Sheila Singh still remembers the first patient she lost to metastatic brain cancer—a 34-year-old mother whose final months were marked by seizures, confusion, and a treatment plan that could do little more than ease her suffering. That memory drives her relentless pursuit of prevention. Now, Singh and her team at King’s College London and McMaster University have taken a major step forward with a new class of drug candidates that could stop cancers from spreading to the brain before they take hold—by precisely targeting an enzyme called IMPDH2. This approach, detailed in the Proceedings of the National Academy of Sciences, offers new hope for patients facing one of oncology’s most devastating complications.
Brain metastases, which occur when cancers from the lung, breast, or skin travel to the brain, are the most common type of brain tumor in adults. Despite their prevalence, treatment options remain limited and largely palliative, with 90% of patients dying within a year of diagnosis. Current therapies often damage healthy brain tissue or suppress the immune system, leaving patients weakened and vulnerable. Singh’s team is flipping the script: instead of treating established tumors, they aim to intercept cancer cells before they even reach the brain.
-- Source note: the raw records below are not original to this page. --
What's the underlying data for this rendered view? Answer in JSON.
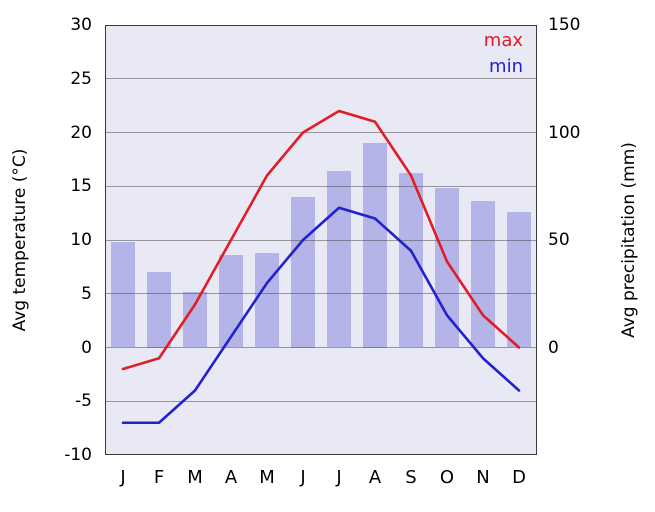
{
  "chart_data": {
    "type": "bar+line",
    "description": "Climate chart: monthly max/min temperature lines with precipitation bars",
    "categories": [
      "J",
      "F",
      "M",
      "A",
      "M",
      "J",
      "J",
      "A",
      "S",
      "O",
      "N",
      "D"
    ],
    "series": [
      {
        "name": "max",
        "type": "line",
        "axis": "temperature_C",
        "color": "#e31b23",
        "values": [
          -2,
          -1,
          4,
          10,
          16,
          20,
          22,
          21,
          16,
          8,
          3,
          0
        ]
      },
      {
        "name": "min",
        "type": "line",
        "axis": "temperature_C",
        "color": "#2222cc",
        "values": [
          -7,
          -7,
          -4,
          1,
          6,
          10,
          13,
          12,
          9,
          3,
          -1,
          -4
        ]
      },
      {
        "name": "precipitation",
        "type": "bar",
        "axis": "precipitation_mm",
        "color": "#b4b4e8",
        "values": [
          49,
          35,
          26,
          43,
          44,
          70,
          82,
          95,
          81,
          74,
          68,
          63
        ]
      }
    ],
    "left_axis": {
      "label": "Avg temperature (°C)",
      "min": -10,
      "max": 30,
      "ticks": [
        30,
        25,
        20,
        15,
        10,
        5,
        0,
        -5,
        -10
      ]
    },
    "right_axis": {
      "label": "Avg precipitation (mm)",
      "min": -50,
      "max": 150,
      "ticks": [
        150,
        100,
        50,
        0
      ]
    },
    "legend": {
      "position": "top-right-inside",
      "entries": [
        {
          "label": "max",
          "color": "#e31b23"
        },
        {
          "label": "min",
          "color": "#2222cc"
        }
      ]
    },
    "grid": true,
    "plot_background": "#e9e9f6"
  }
}
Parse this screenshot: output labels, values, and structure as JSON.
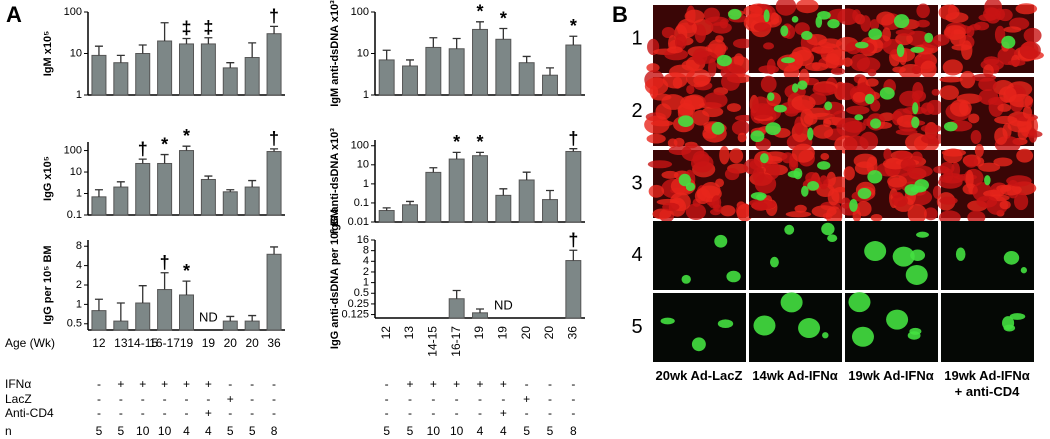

The key lies in IMPDH2, an enzyme critical to the survival of cancer cells poised to metastasize. While earlier drugs targeted both forms of IMPDH—IMPDH1 and IMPDH2—they caused widespread side effects because IMPDH1 is essential for healthy immune function. The breakthrough here is selectivity: the new compounds developed by Singh’s team and the McMaster spinout Block Biosciences specifically inhibit IMPDH2, which is overexpressed in metastatic cancer cells but scarce in healthy tissues. This precision could mean stopping cancer without compromising immunity.
Agata Kieliszek, a postdoctoral fellow at McMaster and head of biology at Block Biosciences, explains: “Taking a highly selective approach to eliminating these cancer-initiating cells allows us to strike the right balance between effectiveness and safety.” The team has already synthesized several hundred drug candidates, narrowing in on the most promising compounds for preclinical testing. These efforts are jointly led by medicinal chemists at McMaster and Block, accelerating the path toward clinical trials.
The implications are profound. If successful, this preventive strategy could transform metastatic brain cancer from a death sentence into a preventable condition—especially for high-risk patients, such as those with advanced breast or lung cancer. The work builds on Singh’s earlier research, creating a growing foundation for interception therapy. As drug development progresses, the focus remains clear: stop cancer not when it arrives, but before it leaves.